More variables please (with sprinkles on top)

Katrina Borthwick - 30^th September 2024

As part of my postgraduate Psychology course, I had to take a course called Multivariate Data Analysis.

God it was awful.

Every time I tried to read the textbook I fell asleep. But I had to pass this horrible course to get my postgrad, and there was no way on earth that I wanted to fail it and end up having to do it again. In the end I managed to get through the work and passed… barely, with a C+. I was actually pretty good at maths in school, but this course was a whole other level of hell.

Despite my lack of enthusiasm for the topic, it turns out that multivariate data analysis is really important when we are trying to understand real world data, and in helping us to avoid connecting the wrong dots.

I’m going to explain why, very briefly why, this is the case, but just bear in mind I barely passed. I apologise profusely to any mathematicians reading this. Reader discretion is advised.

In a nutshell, multivariate data analysis enables other people (not me please) to analyse data containing more than two variables. It allows patterns to be identified between these multiple variables. For example, where variables tend to vary together in the same direction (or not), or the combined impact several variables may have on others. It also allows us to mathematically control for one or more variables, so we can learn more about the impact of those that remain. More on that later.

Does rainbow flavoured ice cream make us happier?

I find it is helpful to use an example when explaining things, especially if that example includes something I like to eat. So let’s see if we can work out what flavour of ice cream makes people happier – ‘rum and raisin’ or ‘rainbow’.

Without multivariate analysis we can analyse two variables. A two-variable analysis, for example, allows us to do a simple comparison between ice-cream flavour and reported happiness. In this comparison we might find that people who eat ‘rainbow’ flavoured ice-cream report a higher level of happiness than people who eat ‘rum and raisin’ ice cream.

However, once we introduce a third variable, the situation gets more complicated. For example, if we introduce ‘age’, we may find that the older people tend to eat the ‘rum and raisin’ flavour, whilst the younger people under 12 years old eat ‘rainbow’ flavoured ice cream. So now we can say that rainbow ice-cream is associated with being happier, being under 12 is associated with being happier, and being older or eating rum and/or raisin ice-cream are associated with being less happy.

It’s hard to know what effects are important here, and that’s why in research scientists often try to control for as many variables as possible. For example, in this case we may decide to only survey adults ages 18-64 to try to control for any age affects. The downside of that is now we don’t have any data on kids! Also, what if we are interested in whether age contributes to happiness…

Ok, now add another variable such as ‘household income’, and perhaps the ‘price’ of each kind of ice-cream, and it gets even more complicated. We also suspect those aged over 65 may be less likely to be in ‘good health’ – yet another variable. Do people who are more well-off buy more or less ‘rum and raisin’ ice cream, and are they happier? Are older people in poorer health and also more likely to buy ‘rum and raisin’ ice cream?

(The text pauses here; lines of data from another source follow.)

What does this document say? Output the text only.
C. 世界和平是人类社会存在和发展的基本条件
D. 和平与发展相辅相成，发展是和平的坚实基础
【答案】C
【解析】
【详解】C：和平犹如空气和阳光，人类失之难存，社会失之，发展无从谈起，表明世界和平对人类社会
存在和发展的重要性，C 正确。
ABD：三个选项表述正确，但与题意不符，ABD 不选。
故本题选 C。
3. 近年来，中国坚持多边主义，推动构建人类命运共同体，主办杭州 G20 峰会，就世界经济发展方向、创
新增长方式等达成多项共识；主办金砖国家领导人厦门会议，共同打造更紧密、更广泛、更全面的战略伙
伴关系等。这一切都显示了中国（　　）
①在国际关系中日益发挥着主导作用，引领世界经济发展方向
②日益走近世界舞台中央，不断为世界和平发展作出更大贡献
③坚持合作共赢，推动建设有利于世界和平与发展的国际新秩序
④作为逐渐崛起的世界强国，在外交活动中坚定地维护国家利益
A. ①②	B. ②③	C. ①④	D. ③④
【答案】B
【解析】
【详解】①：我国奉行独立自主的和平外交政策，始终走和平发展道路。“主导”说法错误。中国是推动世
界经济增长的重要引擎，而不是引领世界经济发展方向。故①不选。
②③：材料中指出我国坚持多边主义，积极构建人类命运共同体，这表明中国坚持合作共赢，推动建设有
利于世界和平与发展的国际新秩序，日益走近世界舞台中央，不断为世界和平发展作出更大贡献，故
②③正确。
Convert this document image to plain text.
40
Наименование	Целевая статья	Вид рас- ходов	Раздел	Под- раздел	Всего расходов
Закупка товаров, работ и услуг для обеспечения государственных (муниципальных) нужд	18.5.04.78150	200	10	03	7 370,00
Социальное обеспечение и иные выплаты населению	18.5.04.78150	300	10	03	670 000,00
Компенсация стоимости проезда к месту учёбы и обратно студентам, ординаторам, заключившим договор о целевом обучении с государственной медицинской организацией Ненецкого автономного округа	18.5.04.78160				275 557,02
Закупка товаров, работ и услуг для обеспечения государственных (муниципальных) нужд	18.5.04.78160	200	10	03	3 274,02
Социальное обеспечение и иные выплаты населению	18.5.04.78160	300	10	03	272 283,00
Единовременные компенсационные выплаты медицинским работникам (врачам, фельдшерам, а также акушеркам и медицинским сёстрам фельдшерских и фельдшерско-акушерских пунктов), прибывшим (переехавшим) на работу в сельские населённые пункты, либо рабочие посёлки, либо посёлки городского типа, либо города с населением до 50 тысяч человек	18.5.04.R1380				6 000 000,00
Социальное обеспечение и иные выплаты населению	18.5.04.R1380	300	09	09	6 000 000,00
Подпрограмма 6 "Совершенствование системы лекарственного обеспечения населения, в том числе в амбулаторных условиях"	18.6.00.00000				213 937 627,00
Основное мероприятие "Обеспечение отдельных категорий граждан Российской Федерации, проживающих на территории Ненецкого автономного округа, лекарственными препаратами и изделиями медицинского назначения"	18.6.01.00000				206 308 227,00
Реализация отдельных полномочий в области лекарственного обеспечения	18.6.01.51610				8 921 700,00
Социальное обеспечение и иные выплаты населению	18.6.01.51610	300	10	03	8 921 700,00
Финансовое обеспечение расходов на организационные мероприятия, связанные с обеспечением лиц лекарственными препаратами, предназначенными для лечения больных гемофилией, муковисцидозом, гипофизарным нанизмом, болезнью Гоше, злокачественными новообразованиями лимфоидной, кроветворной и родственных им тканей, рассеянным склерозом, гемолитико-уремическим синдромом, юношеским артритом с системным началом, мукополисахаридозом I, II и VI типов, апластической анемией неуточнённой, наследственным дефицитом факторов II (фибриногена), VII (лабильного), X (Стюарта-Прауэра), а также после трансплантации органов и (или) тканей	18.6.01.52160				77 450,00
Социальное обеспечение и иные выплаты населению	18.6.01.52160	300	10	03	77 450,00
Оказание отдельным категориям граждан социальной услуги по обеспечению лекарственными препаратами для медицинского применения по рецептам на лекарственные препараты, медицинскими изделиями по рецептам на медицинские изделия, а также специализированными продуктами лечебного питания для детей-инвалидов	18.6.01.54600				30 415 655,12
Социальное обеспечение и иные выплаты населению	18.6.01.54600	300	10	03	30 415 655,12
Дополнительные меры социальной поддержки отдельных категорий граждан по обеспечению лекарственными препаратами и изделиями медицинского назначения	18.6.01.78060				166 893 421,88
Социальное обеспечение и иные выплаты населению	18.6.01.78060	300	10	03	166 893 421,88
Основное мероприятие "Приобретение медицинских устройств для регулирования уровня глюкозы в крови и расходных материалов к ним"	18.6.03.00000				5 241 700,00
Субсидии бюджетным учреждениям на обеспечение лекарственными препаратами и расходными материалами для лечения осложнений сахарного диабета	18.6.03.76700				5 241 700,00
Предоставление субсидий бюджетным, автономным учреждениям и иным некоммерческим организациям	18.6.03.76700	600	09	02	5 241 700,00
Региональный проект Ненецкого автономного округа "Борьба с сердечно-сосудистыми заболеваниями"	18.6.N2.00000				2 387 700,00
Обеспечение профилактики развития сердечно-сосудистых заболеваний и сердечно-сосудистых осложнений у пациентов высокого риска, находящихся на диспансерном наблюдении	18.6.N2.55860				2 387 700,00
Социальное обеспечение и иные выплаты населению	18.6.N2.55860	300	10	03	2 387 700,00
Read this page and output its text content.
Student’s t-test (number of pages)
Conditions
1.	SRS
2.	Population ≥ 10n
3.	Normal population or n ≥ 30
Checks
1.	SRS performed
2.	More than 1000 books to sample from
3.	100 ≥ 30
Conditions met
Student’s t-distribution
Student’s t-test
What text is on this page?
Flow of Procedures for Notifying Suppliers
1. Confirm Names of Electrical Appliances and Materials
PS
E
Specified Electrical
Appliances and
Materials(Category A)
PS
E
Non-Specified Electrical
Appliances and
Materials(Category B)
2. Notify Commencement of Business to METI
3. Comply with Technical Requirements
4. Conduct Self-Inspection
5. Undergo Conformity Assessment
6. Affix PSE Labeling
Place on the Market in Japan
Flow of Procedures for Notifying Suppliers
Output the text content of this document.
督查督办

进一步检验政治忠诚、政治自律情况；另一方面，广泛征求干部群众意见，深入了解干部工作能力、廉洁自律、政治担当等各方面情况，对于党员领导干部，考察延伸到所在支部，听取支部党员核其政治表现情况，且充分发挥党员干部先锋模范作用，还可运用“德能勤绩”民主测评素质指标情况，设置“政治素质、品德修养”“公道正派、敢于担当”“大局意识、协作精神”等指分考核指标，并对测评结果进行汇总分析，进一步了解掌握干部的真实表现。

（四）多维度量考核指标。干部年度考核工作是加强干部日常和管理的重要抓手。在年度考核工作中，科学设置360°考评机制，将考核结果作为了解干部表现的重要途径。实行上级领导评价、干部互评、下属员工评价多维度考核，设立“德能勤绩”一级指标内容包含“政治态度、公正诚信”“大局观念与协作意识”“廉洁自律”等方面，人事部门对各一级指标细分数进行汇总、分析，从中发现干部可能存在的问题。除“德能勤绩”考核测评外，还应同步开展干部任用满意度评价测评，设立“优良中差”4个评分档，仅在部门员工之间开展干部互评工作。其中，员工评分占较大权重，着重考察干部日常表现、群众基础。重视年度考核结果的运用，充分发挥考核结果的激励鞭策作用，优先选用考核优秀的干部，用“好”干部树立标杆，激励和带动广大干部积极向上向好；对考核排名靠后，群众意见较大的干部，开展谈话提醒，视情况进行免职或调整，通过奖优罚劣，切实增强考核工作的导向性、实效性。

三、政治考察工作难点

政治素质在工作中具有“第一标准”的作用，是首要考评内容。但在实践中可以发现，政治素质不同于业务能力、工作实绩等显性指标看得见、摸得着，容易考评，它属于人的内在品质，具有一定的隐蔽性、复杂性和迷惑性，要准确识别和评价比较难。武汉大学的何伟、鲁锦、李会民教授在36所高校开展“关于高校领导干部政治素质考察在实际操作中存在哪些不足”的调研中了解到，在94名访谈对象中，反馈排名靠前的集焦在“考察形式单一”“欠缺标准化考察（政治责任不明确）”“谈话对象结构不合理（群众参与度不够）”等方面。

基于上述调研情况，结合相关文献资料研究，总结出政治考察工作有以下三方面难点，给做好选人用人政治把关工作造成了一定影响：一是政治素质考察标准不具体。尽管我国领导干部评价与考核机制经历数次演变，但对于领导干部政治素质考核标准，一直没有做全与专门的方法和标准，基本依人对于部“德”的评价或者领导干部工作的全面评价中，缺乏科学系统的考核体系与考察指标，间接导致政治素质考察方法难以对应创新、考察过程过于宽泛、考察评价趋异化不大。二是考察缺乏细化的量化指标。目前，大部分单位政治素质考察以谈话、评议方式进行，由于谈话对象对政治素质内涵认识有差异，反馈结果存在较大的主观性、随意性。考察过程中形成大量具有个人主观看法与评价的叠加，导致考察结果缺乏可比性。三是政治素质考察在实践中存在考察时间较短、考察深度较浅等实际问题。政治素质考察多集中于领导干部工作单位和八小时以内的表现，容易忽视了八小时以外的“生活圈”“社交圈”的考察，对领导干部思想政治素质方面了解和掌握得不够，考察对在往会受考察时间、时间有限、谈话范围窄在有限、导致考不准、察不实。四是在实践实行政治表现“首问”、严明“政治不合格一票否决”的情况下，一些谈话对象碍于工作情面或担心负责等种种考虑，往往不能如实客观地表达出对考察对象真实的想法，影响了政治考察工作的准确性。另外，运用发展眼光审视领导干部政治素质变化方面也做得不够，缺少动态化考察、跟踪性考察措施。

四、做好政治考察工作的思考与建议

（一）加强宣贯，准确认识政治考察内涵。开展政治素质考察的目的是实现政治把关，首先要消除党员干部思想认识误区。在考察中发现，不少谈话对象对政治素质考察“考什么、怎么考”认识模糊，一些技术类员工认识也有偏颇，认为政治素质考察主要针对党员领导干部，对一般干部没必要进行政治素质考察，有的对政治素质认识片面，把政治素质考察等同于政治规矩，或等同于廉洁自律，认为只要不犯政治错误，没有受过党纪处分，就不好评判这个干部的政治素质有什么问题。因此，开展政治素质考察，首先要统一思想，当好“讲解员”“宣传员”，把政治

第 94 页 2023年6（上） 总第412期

So now we have an ever-increasing pool of variables, and it is entirely possible (even likely) that ice-cream flavour has nothing much at all to do with happiness, and that there are a bunch of other variables in the world that are more relevant to how happy we are.

None of this tells us anything about causation. It is just correlational data and there are too many variables, including those that we haven’t identified yet, interfering with our outcome. This information is effectively useless. Any conclusions we draw will be bunk. That’s where multivariate data analysis comes in.

Clustering

To unravel data, there are two main types of multivariate analysis. Ones that test dependence, and ones that test interdependence. Dependence won’t help us much here, as it is used for variables where one variable can predict another to some degree – for example ‘weight’ may be predicted by ‘height’ and ‘age’.

The interdependence tests are what we want for our data, and those tests are useful for looking at how each of the variables impacts others. For example, it can help us identify what combination of the variables have a statistically significant effect on happiness.

Statistically significant means that the outcome is unlikely to have happened by chance – usually we want to be able to say that we are 95% that the outcome we are seeing didn’t just happen by chance. If there is a decent chance our result could have occurred anyway, irrespective of what we are measuring – then it doesn’t tell us much.

So, using multivariate techniques, we might find that when some of the variables are grouped together (such as household income, the price of ice cream, health and age) they are associated with a statistically significant change in our target variable, in this case ‘happiness’.

A more well-known example of this is the Big Five personality traits. They are based on clustering the most powerful traits that have been found to work together to predict behaviour – those clusters of variables are called extroversion, agreeableness, openness, conscientiousness, and neuroticism. The Big Five model dates back to the 1940s, but there are lots of other personality models trying to do the same thing.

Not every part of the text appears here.